同じ日に結婚した2組のカップル。入籍の記念に撮影した写真だ。末永く幸せな結婚生活を送ることができるのはどちらか。
1つ目は、65歳以上の老人に若いときの写真を提供してもらい、ひとりの相手と結婚を続けている人と離婚経験のある人の顔を比較するという調査だ。写真が撮影されたときの平均年齢は10歳である。
驚いたことに写真は離婚を予測していた。もっとも晴れやかな微笑を見せている人が、顔色を変えていない人と比べると著しく長く結婚を継続させていることがわかった。

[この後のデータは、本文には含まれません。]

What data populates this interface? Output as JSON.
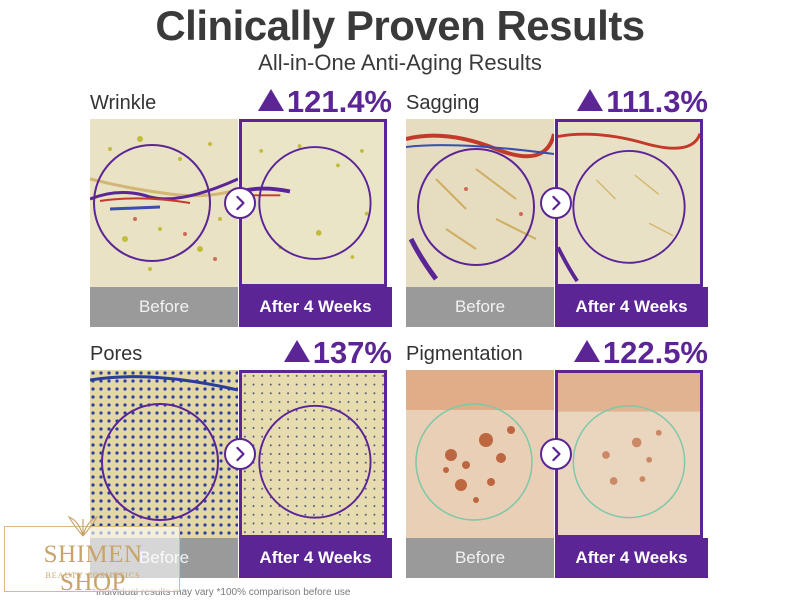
{
  "header": {
    "title": "Clinically Proven Results",
    "subtitle": "All-in-One Anti-Aging Results"
  },
  "panels": [
    {
      "label": "Wrinkle",
      "percent": "121.4%",
      "before_caption": "Before",
      "after_caption": "After 4 Weeks"
    },
    {
      "label": "Sagging",
      "percent": "111.3%",
      "before_caption": "Before",
      "after_caption": "After 4 Weeks"
    },
    {
      "label": "Pores",
      "percent": "137%",
      "before_caption": "Before",
      "after_caption": "After 4 Weeks"
    },
    {
      "label": "Pigmentation",
      "percent": "122.5%",
      "before_caption": "Before",
      "after_caption": "After 4 Weeks"
    }
  ],
  "footnote": "*Individual results may vary  *100% comparison before use",
  "watermark": {
    "name": "SHIMEN SHOP",
    "tagline": "BEAUTY COSMETICS"
  },
  "colors": {
    "accent": "#5b2596",
    "caption_gray": "#9a9a9a",
    "title": "#3a3a3a"
  },
  "icons": {
    "arrow": "chevron-right-icon",
    "increase": "triangle-up-icon"
  }
}
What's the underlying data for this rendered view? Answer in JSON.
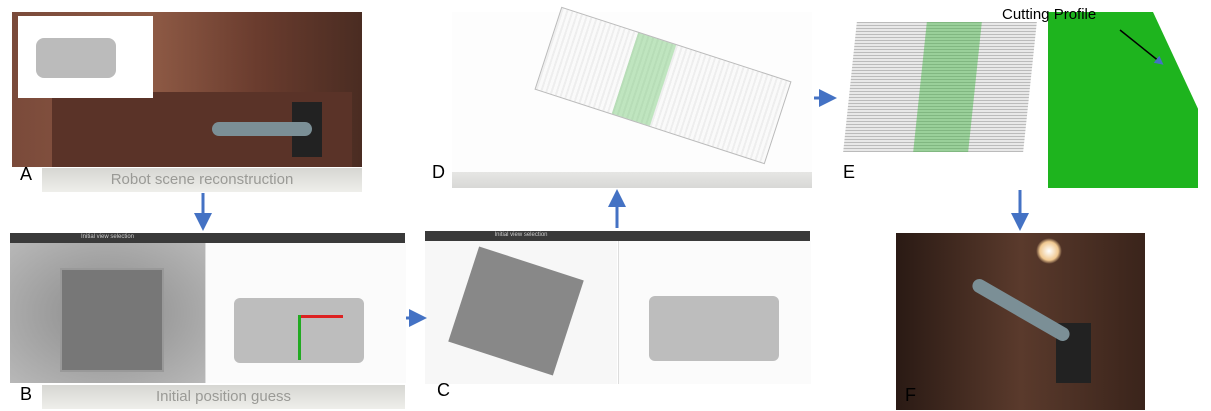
{
  "panels": [
    {
      "label": "A",
      "caption": "Robot scene reconstruction"
    },
    {
      "label": "B",
      "caption": "Initial position guess",
      "window_title": "Initial view selection"
    },
    {
      "label": "C",
      "window_title": "Initial view selection"
    },
    {
      "label": "D"
    },
    {
      "label": "E",
      "annotation": "Cutting Profile"
    },
    {
      "label": "F"
    }
  ]
}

結婚を継続させている人たちの笑顔は、頬を持ち上げる筋肉だけでなく、目のまわりの筋肉である眼輪筋も完全に収縮していたのである。この筋肉が収縮すると、目のまわりにしわが寄る。離婚した人たちの笑顔は、眼輪筋が収縮していない傾向にあった。これはつくり笑いに近い。
私はさらにこの調査を卒業アルバムの写真に適用した。
何百枚もの写真をこの2つの筋肉が動いているか確かめてから、20代前半から80代後半までの卒業生に結婚が破綻したかどうかを尋ねた。
その結果、笑っていなかった顔の人は晴れやかな微笑を浮かべていた人と比べて、5倍の確率で離婚していることがわかった。
顔に表れた一瞬の感情で、どうしてその人の結婚生活の行方を予測できるのだろうか。笑っている人はそうでない人と比べると楽観的で幸せを感じていることがわかっている。その幸福感が夫婦の関係に影響しているのかもしれない。あるいは、卒業アルバムの撮影のときにカメラマンからスマイルと言われて、その通りにすることができる人は、従順な性格をしているのかもしれない。従順さは結婚を安定させる重要な要素である。
男女の仲を保つのも大変なら、パートナー選びも大変だ。実は女性が男性と初めて出会ったとき、その男性が恋愛対象となるかどうかは、即座に男性の顔立ちを見て判断しているのだ。ご紹介しよう。
女性が男性の顔に求めるのは「左右対称」だ。男性の顔が左右対称であればあるほど、精子は良質で、健康状態も良好であることがわかっている。本来なら、人体における左右の細胞は、左右対称になるように同比率で成長し、分裂することになっている。だが、病気や怪我から生じる遺伝子の異常やストレスなど、さまざまな要因で体は非対称になる。左右対称な男性であればあるほど、ストレス要因に打ち勝つ生理的能力を持っていると見なされるのだ。生殖相手候補として、女性が左右対称の男性を求めるのは、いい遺伝子を残したいという生物の本能にほかならない。
ポイントは2つある。1つ目は「本当の笑顔」かどうかだ。見極めポイントは目のまわりのしわ。つくり笑いの場合にはできない。笑っていなかった顔の人は笑っていた人と比べて、5倍の確率で離婚する。もう1つは、「左右対称の顔」であるかどうかだ。右の顔の場合、左右非対称である。女性は優秀な遺伝子を求めるが、顔の対称性にそれが表れるのだ。